Few embodied this spirit more than Albright, daughter of the legendary internationalist Josef Korbel, today the namesake of the Denver School of International Relations, which taught, among others, Condoleezza Rice, a successor to his daughter. Like her mentor Zbigniew Brzezinski and her predecessor Henry Kissinger (who will simply outlive everyone), Albright made the unlikely leap of being born far outside the United States to represent it on the world stage. That is, the kind of accented advocacy that is the source of pride in Georgetown saloons and commentary on Unz.com.

Albright was born in Prague in May 1937, so the Allies had handed the house over to Hitler before she was two years old. In a way better worked out by others, it was a formative experience. Her subsequent tenure as UN ambassador, secretary of state, and then retired Washington warhorse was marred not only by a zeal in defending the “liberal international order,” but also by the kind of bigotry that led her to a career in which she claimed she was against it.

Its worth itthat is, “We think the price is worth it,” Albright infamously said 60 minutes when he heard the calculation that Bill Clinton-era sanctions on Iraq were starving more children than Truman had melted in Hiroshima.

disgusting Serbs, that is, “Disgusting Serbs, get out!” said then-75-year-old Albright loudly in a Czech bookstore in 2012, asking for accountability for her involvement in the bombing of Yugoslavia.

A special place in hellthat is, “there’s a special place in hell for women who don’t help each other” and voting for Hillary Clinton over Bernie Sanders, as Albright said in New Hampshire in 2016 (apparently most women I know and most millennial women are headed for Hades…but certainly not Albright.)

Vice President Kamala Harris said in a statement yesterday that she first met Albright when she was “a young attorney in San Francisco.” Harris emphasized Albright’s “compassion,” and the vice president said Albright had not just “empathy,” but “deep sensitivity,” as the qualifier shows the word becoming a weary corporate muzak title.

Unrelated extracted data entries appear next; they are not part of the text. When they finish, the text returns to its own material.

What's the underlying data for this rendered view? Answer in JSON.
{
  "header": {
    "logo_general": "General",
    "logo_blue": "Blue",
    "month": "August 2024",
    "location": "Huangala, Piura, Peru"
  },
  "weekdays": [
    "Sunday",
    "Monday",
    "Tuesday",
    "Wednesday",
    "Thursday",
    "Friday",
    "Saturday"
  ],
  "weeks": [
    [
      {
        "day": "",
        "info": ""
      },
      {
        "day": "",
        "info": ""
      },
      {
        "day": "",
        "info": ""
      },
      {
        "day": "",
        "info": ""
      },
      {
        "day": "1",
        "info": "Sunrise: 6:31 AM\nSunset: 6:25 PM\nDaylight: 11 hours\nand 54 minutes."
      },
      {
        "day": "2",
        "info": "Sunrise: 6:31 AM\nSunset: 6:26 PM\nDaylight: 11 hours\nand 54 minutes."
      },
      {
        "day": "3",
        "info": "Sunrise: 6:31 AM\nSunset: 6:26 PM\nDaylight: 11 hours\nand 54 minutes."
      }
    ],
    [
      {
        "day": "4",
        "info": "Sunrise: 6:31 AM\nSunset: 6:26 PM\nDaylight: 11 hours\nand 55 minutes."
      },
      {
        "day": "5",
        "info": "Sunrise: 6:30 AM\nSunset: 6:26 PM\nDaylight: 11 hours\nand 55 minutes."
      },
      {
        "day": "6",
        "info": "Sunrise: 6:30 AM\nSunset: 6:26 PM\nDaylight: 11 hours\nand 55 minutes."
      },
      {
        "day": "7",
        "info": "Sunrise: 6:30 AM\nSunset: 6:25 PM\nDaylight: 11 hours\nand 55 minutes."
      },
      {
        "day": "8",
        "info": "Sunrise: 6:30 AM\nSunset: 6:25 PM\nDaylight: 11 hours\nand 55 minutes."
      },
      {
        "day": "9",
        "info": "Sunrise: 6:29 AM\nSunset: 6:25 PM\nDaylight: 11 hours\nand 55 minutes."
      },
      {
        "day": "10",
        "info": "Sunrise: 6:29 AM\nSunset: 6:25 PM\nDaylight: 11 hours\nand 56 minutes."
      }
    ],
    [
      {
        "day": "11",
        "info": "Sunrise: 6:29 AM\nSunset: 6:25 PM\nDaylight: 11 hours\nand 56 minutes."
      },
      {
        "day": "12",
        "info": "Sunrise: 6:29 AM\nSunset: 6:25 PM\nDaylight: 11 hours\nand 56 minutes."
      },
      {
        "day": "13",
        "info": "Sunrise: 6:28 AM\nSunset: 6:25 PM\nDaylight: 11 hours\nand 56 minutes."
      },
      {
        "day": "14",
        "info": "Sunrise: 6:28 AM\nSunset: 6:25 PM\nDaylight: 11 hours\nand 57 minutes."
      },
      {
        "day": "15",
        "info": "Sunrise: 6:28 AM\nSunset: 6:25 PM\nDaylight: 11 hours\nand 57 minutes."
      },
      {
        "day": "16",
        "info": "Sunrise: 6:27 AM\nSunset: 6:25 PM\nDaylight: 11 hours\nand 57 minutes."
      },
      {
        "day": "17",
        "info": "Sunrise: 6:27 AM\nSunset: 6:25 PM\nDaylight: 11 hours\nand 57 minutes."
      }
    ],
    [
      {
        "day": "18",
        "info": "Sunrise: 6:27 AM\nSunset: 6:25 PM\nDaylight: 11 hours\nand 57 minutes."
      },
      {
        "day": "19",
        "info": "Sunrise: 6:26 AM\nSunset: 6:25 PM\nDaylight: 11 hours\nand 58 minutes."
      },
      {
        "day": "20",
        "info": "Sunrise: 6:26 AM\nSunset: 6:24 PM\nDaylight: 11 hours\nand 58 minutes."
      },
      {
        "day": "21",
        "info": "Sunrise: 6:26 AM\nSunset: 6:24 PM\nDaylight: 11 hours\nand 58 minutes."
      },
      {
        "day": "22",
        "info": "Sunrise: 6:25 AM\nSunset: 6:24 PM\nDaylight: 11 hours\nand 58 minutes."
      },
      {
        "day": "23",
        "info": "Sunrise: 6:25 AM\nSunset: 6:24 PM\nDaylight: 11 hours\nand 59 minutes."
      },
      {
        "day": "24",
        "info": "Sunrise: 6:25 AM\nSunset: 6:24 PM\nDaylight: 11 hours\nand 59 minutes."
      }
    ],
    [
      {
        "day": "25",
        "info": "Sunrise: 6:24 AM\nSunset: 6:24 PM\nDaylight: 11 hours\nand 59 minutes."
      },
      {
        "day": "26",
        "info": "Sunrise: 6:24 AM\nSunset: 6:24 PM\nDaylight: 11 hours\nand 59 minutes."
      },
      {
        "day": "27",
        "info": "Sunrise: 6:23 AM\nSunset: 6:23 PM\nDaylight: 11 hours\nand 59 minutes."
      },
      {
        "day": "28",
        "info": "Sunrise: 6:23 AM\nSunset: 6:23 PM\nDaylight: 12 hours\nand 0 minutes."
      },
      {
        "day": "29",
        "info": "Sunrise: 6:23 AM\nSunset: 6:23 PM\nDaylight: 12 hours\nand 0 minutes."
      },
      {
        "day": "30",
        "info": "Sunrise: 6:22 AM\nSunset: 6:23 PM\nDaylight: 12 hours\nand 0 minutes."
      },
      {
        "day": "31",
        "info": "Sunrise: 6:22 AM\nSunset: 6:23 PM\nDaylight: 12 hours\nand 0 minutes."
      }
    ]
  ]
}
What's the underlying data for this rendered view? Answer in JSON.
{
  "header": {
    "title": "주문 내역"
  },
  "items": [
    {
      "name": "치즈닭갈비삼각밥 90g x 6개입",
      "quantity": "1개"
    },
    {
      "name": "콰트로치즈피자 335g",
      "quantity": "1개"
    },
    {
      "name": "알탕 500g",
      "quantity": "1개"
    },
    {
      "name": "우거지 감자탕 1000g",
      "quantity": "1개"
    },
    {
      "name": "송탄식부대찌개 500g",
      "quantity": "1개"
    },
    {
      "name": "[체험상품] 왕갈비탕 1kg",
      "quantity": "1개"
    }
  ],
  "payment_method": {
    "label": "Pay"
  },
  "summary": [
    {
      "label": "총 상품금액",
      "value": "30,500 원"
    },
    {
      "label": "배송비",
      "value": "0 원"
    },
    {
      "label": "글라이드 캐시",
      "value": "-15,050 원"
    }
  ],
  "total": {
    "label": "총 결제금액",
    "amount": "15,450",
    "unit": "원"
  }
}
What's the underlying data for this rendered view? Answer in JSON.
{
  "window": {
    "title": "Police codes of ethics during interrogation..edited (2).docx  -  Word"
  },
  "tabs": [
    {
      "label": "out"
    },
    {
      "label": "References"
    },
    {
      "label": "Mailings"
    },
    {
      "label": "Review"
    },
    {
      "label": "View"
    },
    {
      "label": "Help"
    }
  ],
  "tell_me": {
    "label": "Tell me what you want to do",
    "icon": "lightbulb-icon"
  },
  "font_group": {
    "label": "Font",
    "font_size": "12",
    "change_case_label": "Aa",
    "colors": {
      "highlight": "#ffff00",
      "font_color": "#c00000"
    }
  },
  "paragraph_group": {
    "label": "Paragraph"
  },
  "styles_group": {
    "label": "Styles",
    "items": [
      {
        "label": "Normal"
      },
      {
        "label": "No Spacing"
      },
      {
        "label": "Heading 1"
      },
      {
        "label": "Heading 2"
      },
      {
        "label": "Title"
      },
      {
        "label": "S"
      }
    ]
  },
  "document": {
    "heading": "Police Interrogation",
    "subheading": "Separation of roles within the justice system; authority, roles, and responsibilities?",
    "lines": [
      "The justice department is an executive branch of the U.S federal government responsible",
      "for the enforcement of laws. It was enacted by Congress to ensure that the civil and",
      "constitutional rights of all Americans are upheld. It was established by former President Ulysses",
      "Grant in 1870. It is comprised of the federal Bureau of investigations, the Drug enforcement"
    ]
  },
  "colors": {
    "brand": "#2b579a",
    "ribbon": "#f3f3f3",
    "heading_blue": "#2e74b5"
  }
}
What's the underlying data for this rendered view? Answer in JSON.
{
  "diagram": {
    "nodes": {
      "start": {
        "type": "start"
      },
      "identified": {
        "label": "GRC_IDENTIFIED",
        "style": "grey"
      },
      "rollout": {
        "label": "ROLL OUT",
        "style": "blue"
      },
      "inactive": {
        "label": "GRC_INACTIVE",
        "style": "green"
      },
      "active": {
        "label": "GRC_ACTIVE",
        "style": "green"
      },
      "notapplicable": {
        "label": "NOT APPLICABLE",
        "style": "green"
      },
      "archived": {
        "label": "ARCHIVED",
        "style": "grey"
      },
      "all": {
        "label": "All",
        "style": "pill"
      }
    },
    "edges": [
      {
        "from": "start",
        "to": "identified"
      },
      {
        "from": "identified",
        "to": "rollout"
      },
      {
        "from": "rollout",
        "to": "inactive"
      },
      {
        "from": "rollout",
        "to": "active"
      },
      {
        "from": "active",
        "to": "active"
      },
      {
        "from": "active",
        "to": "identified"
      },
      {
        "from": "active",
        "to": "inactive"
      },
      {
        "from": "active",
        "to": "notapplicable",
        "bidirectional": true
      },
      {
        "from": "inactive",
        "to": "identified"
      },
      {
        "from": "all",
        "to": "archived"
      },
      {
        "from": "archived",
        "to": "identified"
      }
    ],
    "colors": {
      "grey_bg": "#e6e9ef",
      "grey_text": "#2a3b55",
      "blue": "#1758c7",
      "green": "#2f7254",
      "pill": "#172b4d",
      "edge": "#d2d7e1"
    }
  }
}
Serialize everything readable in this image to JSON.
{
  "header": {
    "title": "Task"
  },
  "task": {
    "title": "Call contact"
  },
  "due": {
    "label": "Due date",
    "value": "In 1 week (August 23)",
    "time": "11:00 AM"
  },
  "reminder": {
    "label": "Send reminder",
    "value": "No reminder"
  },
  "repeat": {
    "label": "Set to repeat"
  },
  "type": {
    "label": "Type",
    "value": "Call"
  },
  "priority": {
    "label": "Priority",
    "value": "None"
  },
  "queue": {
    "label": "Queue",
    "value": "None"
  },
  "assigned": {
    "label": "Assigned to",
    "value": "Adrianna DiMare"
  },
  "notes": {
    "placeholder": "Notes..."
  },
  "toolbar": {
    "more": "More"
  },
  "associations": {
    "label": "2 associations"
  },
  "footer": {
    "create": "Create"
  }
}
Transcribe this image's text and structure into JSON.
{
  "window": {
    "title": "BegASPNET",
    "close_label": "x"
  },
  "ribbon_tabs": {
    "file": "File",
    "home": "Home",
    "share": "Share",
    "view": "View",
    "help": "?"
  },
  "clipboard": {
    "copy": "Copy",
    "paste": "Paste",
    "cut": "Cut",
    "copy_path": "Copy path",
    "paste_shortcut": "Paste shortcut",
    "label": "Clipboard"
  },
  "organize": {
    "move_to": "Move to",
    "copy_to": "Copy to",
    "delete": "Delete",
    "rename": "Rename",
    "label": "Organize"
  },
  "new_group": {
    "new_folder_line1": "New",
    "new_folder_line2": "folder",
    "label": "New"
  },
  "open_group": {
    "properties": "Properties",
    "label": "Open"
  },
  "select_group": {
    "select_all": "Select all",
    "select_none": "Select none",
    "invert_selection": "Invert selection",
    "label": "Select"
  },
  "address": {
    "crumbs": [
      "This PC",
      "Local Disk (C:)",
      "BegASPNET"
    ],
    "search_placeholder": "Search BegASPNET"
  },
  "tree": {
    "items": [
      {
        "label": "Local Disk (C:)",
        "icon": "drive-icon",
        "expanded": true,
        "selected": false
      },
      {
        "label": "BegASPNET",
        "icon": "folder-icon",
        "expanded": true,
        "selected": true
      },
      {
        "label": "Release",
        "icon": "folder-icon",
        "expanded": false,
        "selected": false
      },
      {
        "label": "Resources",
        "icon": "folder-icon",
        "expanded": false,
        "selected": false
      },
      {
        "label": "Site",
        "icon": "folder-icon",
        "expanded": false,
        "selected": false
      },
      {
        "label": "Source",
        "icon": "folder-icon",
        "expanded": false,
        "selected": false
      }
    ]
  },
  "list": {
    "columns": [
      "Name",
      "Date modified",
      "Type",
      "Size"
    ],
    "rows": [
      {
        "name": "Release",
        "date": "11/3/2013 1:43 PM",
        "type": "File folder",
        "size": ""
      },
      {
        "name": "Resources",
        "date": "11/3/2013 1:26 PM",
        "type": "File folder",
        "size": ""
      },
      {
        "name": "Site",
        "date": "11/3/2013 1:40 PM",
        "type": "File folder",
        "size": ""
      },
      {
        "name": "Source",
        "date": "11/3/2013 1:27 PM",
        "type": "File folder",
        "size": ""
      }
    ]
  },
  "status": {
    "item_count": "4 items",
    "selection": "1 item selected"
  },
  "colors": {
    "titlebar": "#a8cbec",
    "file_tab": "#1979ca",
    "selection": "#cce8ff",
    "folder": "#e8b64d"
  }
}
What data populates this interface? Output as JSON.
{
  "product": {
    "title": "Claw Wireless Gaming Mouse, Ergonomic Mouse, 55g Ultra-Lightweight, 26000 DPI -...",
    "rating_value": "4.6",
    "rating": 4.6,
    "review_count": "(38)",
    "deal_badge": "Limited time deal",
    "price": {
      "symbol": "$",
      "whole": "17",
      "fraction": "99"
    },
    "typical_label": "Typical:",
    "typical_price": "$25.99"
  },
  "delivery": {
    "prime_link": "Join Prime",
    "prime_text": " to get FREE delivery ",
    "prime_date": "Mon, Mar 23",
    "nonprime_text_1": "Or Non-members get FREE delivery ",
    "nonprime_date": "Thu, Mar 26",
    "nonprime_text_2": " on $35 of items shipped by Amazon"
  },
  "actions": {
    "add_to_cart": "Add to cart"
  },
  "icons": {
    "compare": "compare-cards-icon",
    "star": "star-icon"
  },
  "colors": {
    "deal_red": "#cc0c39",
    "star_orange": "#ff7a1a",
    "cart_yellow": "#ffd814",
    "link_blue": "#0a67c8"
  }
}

Harris, who is fading positively in the polls, no doubt envisions a future Albright-style tribute to herself. She was “the first ‘most powerful woman’ in US history” as the New Yorker praised this week.

This is the kind of brute force summation that would be absurd if the shoe was on the other foot. Lavrenti Beriawas a powerful man. And yet it’s all too fashionable that 1600 Pennsylvania introduces, with a sad irony of history, the first black woman to be nominated for the Supreme Court, emphasizing little else but her gender and race, which is exactly all that the racists of yore would have become aware of them. That doesn’t mean it won’t work. Ketanji Brown Jackson will be Supreme Court Justice, and count me among them so early: 10 cents on PredictIt for Harris 2024 will someday look like a steal.

Harris concluded that “Albright’s legacy will live on in the lives she has touched,” and I think everyone can agree with that.

If you came for a happier commemoration, I’ll steal from Hitchens on the death of mega televangelist Jerry Falwell. Speaking of Hannity & ColmesHitch expressed his indifference to the insult to the deceased’s family, noting that “they can take comfort elsewhere in the extraordinary piety and stupidity, and generally the uniformity of reporting.”